The events of the last 18 months and particularly Brexit, have rocked most industries to some degree. The uncertainty has led to many bigger FMCG brands playing it safe, reducing range sizes and taking less risks. This has allowed many smaller brands to start pushing innovative and niche products and to really stand out in a market that can be dominated by the FMCG giants.
So what opportunities are there for entrepreneurs within the FMCG sector?
How can they compete?
Is there a way for them to nestle alongside the consumer giants in the industry?
Without doubt the smaller, entrepreneurial brands can be agile enough to spot niche gaps in the market and fill them quickly. They can also make full use of the digital age and be creative across Social Media to quickly build authentic followers.
The smaller brands can also gain trust very quickly. In recent years the food industry, as a whole, has been rocked by numerous scandals and consumers are more aware of where their food is coming from. Challenger brands like Corkers Crisps make a big play of the fact that all potatoes used in manufacture are grown on their family farm, and the British-ness of the product is celebrated across their branding.
It is also much easier for these smaller brands to show a real passion and back story to their products, which means consumers quickly buy into the brand not just the product itself. Small entrepreneurs also have the ability to walk away from even a successful product or idea, if they feel it is not staying true to their business model. This recent article from the BBC News website, tells of a highly successful bakery in Glasgow that have decided to close their doors despite being a commercial success. They say they never meant to become a “business” and that their success had taken away from their founding principles. I cannot imagine many of the large corporations following this line and shows one of the key differences between the entrepreneurial sector and large FMCG brands.
But of course, in an industry full of opportunity there will be big risks too.
A sobering fact from a recent article in The Grocer on challenger brands is that 9 out of 10 fail in the first year! Creativity in the industry needs to be balanced with sound business skills and there may not be the same support for Food and FMCG start-ups as there is in, say, the tech industry, where there are incubators and mentoring services readily available.
It appears that if a small, entrepreneurial brand is to survive in the FMCG arena they should be prepared to scale up quite quickly and therefore being prepared to invest or find investment is key. Crowdfunding still seems to be a successful way to do this but will appetite for this lessen?
At present one of the big growth areas within Challenger brands is Gourmet Snacking. If we look at brands such as Jealous Sweets and Candy Kittens we will see quite strong differentiations. Jealous Sweets have targeted adults powerfully, after identifying the success that premium brand chocolate has with this demographic. They also worked hard on defining their brand and making bold choices in packaging and look. Candy Kittens, another gourmet confectionery brand, grew through an interesting crowdfunding campaign (read more about this here). This saw them get rid of most of the individuals that pledged and concentrated on the 7 people that were investing 80 per cent of the money. They ensured the other supporters felt valued by giving them sweets and their money back and keeping them on as brand ambassadors. This move showed good business sense but also great customer relationship building skills that all challenger brands need if they are to be sustainable.

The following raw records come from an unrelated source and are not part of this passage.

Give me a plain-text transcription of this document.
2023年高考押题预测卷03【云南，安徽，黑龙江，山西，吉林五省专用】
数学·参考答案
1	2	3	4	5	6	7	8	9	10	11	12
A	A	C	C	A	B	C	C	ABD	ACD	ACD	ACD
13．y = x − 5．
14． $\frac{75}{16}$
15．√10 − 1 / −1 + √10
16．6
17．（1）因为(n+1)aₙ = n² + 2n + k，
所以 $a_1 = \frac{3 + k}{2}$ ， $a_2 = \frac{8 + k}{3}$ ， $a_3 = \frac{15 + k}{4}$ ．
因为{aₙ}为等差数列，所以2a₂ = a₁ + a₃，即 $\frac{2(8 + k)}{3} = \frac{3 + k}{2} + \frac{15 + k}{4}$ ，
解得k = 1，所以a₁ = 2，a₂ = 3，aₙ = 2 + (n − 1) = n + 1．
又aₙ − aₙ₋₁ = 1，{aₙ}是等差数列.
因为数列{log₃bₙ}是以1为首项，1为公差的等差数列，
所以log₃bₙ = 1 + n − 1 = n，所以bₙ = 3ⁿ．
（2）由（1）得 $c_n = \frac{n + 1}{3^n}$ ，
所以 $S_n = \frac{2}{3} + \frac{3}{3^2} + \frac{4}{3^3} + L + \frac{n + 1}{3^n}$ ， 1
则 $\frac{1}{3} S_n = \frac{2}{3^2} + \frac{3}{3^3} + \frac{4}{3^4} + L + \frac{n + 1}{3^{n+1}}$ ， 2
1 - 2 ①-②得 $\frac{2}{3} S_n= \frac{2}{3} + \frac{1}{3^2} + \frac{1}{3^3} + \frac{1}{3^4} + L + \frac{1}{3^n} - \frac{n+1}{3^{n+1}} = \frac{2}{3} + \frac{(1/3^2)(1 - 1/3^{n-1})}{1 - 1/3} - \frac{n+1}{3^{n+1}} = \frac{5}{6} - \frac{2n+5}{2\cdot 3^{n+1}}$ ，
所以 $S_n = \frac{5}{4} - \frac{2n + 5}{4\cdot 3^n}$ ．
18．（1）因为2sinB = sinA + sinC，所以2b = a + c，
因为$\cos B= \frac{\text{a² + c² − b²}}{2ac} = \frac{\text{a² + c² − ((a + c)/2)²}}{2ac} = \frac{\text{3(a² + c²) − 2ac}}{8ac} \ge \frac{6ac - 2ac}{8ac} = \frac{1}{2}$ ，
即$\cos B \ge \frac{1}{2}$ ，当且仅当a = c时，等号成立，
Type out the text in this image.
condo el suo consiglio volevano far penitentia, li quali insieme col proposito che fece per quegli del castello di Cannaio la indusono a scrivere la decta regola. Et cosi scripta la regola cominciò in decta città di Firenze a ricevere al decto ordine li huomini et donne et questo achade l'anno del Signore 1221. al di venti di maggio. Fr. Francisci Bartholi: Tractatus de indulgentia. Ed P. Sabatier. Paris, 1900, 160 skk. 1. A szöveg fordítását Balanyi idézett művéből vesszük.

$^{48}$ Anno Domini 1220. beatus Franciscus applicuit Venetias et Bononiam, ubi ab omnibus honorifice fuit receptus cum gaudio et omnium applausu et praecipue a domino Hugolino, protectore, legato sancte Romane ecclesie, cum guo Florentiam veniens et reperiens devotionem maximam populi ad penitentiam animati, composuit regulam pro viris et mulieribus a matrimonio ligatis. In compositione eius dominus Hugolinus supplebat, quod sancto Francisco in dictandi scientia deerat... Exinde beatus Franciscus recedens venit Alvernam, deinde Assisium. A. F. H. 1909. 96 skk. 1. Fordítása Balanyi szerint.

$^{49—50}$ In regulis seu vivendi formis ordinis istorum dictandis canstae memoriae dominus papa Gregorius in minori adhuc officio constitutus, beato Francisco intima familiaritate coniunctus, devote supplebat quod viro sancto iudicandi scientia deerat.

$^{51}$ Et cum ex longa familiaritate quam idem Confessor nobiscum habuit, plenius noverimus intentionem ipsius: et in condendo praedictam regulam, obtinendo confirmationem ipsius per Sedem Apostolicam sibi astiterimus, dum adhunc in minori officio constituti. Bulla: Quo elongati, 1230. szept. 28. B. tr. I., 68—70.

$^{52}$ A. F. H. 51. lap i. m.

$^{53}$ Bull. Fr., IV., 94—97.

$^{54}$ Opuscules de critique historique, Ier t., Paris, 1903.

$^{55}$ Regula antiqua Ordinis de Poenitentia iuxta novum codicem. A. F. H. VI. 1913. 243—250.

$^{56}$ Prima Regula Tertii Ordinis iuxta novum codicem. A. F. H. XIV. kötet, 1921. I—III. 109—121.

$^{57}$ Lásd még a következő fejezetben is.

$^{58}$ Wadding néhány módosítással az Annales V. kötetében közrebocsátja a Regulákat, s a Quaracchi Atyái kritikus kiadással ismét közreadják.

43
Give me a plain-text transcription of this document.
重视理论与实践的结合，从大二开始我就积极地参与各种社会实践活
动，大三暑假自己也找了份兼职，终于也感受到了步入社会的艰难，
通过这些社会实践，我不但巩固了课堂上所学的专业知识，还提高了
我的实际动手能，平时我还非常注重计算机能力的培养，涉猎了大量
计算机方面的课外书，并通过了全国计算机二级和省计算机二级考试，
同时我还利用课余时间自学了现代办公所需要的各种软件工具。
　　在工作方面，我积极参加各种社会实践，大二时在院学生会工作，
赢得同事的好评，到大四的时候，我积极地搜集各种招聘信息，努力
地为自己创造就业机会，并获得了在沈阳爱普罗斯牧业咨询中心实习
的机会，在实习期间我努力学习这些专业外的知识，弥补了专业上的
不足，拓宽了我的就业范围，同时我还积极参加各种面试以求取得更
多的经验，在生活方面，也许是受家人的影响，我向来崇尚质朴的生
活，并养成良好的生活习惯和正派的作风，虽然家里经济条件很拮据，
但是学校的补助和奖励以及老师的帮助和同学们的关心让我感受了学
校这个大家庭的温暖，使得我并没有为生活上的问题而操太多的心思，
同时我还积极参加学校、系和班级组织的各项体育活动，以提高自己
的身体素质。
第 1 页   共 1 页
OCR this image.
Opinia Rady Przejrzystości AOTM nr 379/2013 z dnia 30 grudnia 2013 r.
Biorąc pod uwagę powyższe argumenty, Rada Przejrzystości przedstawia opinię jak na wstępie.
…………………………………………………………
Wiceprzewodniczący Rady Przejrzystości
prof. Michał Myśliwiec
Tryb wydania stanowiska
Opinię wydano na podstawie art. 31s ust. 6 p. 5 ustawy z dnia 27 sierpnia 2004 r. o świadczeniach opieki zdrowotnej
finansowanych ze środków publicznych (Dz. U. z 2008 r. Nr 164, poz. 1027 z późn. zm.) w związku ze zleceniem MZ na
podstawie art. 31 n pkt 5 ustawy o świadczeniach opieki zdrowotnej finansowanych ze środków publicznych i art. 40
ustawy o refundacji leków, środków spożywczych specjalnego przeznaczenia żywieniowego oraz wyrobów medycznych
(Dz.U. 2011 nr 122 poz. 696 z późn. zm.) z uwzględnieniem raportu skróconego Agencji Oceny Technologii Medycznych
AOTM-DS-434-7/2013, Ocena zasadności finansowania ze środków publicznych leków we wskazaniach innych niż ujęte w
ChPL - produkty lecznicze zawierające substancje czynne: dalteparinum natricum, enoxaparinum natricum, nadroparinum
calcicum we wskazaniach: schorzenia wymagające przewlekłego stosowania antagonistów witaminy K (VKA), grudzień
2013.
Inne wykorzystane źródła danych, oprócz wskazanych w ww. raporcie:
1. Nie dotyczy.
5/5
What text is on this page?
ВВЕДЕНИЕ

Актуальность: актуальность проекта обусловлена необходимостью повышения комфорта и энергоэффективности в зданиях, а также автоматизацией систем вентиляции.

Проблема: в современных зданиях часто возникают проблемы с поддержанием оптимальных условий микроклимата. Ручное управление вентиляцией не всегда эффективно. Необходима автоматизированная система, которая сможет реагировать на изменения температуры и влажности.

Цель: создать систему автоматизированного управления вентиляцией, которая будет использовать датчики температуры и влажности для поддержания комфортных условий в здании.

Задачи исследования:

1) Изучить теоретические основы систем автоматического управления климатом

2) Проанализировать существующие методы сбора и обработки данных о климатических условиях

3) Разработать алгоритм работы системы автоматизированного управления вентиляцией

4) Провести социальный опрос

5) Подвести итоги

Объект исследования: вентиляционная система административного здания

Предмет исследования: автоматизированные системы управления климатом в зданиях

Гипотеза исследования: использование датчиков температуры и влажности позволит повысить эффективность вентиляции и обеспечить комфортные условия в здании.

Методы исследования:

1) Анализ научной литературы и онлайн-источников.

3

Another huge growth area has been Healthy Snacking appealing to various food and diet preferences. Popcorn has really taken the FMCG sector by storm over the last few years and brands like Popcorn Shed and Joe & Seph’s have led the way by offering gluten free popcorn, portions under 140 calories (Popcorn Shed) and popcorn cooked in hot air rather than oil (Joe & Seph). Joe & Seph have also used innovative flavours such as Gin & Tonic and Tequila, using real alcohol, to totally liven up the popcorn market.
Many of the above brands are now a common sight on some major food retailers’ shelves, but also in cinemas, delis and farm shops across the UK. One way that larger brands can remain at the cutting edge of the FMCG sector is by supporting these challenger brands with mentoring and business development services. Some of the big brands are already investing in this including Pepsi and the Nutrition Greenhouse, Unilever’s Foundry and Bread & Jam. However, although many retailers look to support entrepreneurial brands, in practice it is difficult for them to justify the shelf space and obviously the impact on their profitability will play top of mind.
The future for Challenger Brands in the FMCG sector?
For any challenger brand in the market, it is a question of developing and communicating strong values, passion and showing innovation, if they are to stand out and catch the eye of both investors and buyers. A strong sense of where your business could fit in the marketplace and business acumen will be the key to surviving and thriving in the coming years.